Implementation is anchored by guideline-producing consortia — notably the Clinical Pharmacogenetics Implementation Consortium (CPIC) and the Dutch Pharmacogenetics Working Group (DPWG) — which translate genotype into graded prescribing recommendations, and by curated knowledge bases such as PharmGKB; regulators also incorporate pharmacogenomic information into drug labelling (Swen et al., 2011; Lee et al., 2022; Hicks et al., 2015).

History

Single-gene pharmacogenetic tests entered practice for selected drugs from the late twentieth century.
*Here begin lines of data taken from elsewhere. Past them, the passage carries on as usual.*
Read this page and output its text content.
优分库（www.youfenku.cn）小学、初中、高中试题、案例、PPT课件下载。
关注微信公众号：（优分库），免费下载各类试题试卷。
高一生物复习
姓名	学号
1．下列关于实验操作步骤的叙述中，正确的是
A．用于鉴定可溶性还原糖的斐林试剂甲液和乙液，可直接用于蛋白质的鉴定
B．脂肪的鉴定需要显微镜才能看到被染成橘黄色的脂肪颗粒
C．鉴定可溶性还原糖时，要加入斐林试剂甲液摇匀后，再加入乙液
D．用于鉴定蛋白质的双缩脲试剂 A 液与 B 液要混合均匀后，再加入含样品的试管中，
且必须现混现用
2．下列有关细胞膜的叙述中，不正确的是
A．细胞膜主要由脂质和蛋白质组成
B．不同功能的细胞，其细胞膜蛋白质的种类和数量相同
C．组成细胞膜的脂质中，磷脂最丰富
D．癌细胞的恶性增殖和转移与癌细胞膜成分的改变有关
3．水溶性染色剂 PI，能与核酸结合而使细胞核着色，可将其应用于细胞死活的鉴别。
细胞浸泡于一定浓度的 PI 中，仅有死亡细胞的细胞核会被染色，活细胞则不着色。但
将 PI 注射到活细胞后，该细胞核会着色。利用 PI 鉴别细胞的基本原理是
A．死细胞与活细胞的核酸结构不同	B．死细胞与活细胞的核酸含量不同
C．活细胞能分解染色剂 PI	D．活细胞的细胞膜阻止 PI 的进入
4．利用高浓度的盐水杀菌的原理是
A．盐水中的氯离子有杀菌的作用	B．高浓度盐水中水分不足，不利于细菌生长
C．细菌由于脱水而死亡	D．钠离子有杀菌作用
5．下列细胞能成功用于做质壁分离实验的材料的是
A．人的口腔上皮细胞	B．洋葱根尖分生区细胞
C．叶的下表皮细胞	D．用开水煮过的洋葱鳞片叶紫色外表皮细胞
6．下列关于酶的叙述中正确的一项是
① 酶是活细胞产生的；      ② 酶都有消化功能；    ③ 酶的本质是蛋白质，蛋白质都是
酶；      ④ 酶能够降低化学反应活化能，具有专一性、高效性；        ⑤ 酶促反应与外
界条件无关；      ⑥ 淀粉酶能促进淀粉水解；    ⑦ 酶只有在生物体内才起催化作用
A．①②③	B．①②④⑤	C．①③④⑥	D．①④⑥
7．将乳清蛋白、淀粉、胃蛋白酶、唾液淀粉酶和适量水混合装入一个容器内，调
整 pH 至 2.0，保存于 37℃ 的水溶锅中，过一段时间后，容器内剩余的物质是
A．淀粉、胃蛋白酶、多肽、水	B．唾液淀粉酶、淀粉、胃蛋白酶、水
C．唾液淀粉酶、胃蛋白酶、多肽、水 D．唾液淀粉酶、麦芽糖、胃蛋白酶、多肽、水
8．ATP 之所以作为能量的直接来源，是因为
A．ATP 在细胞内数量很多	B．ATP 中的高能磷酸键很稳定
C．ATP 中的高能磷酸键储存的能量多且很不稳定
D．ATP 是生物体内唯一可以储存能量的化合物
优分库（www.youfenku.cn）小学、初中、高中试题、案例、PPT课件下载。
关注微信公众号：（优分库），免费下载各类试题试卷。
The development of standardized genotype-to-phenotype guidelines by CPIC and DPWG, together with electronic health records and decision support, shifted attention from isolated tests toward systematic, often pre-emptive, implementation programmes in the 2010s.

Debates

Reactive single-gene testing versus pre-emptive panel testing: Pre-emptive panels offer immediate results when a drug is later prescribed but require infrastructure to store and re-surface results, while reactive testing is simpler per episode; the balance of cost, utility, and feasibility remains contested.
Demonstrating clinical utility: Critics note that analytic validity is well established for many assays but high-quality evidence that testing improves clinical outcomes is stronger for some gene-drug pairs than others, shaping disagreement over which tests warrant routine use.

Key figures

Jesse Swen
Kelly Caudle
Mary Relling
Teri Klein
Howard McLeod

Seminal works

swen-2011
hicks-2015
lee-2022

Frequently asked questions

What is the difference between reactive and pre-emptive pharmacogenomic testing?: Reactive testing is ordered for a specific drug decision at the moment it arises, whereas pre-emptive testing genotypes a panel in advance and stores the results so they are available whenever a relevant drug is later considered.
Why is clinical decision support emphasized in implementation?: Because a stored genotype is only useful if the right interpretation reaches the prescriber at the right time; embedding alerts and recommendations in the electronic health record is how many programmes deliver that information at the point of care.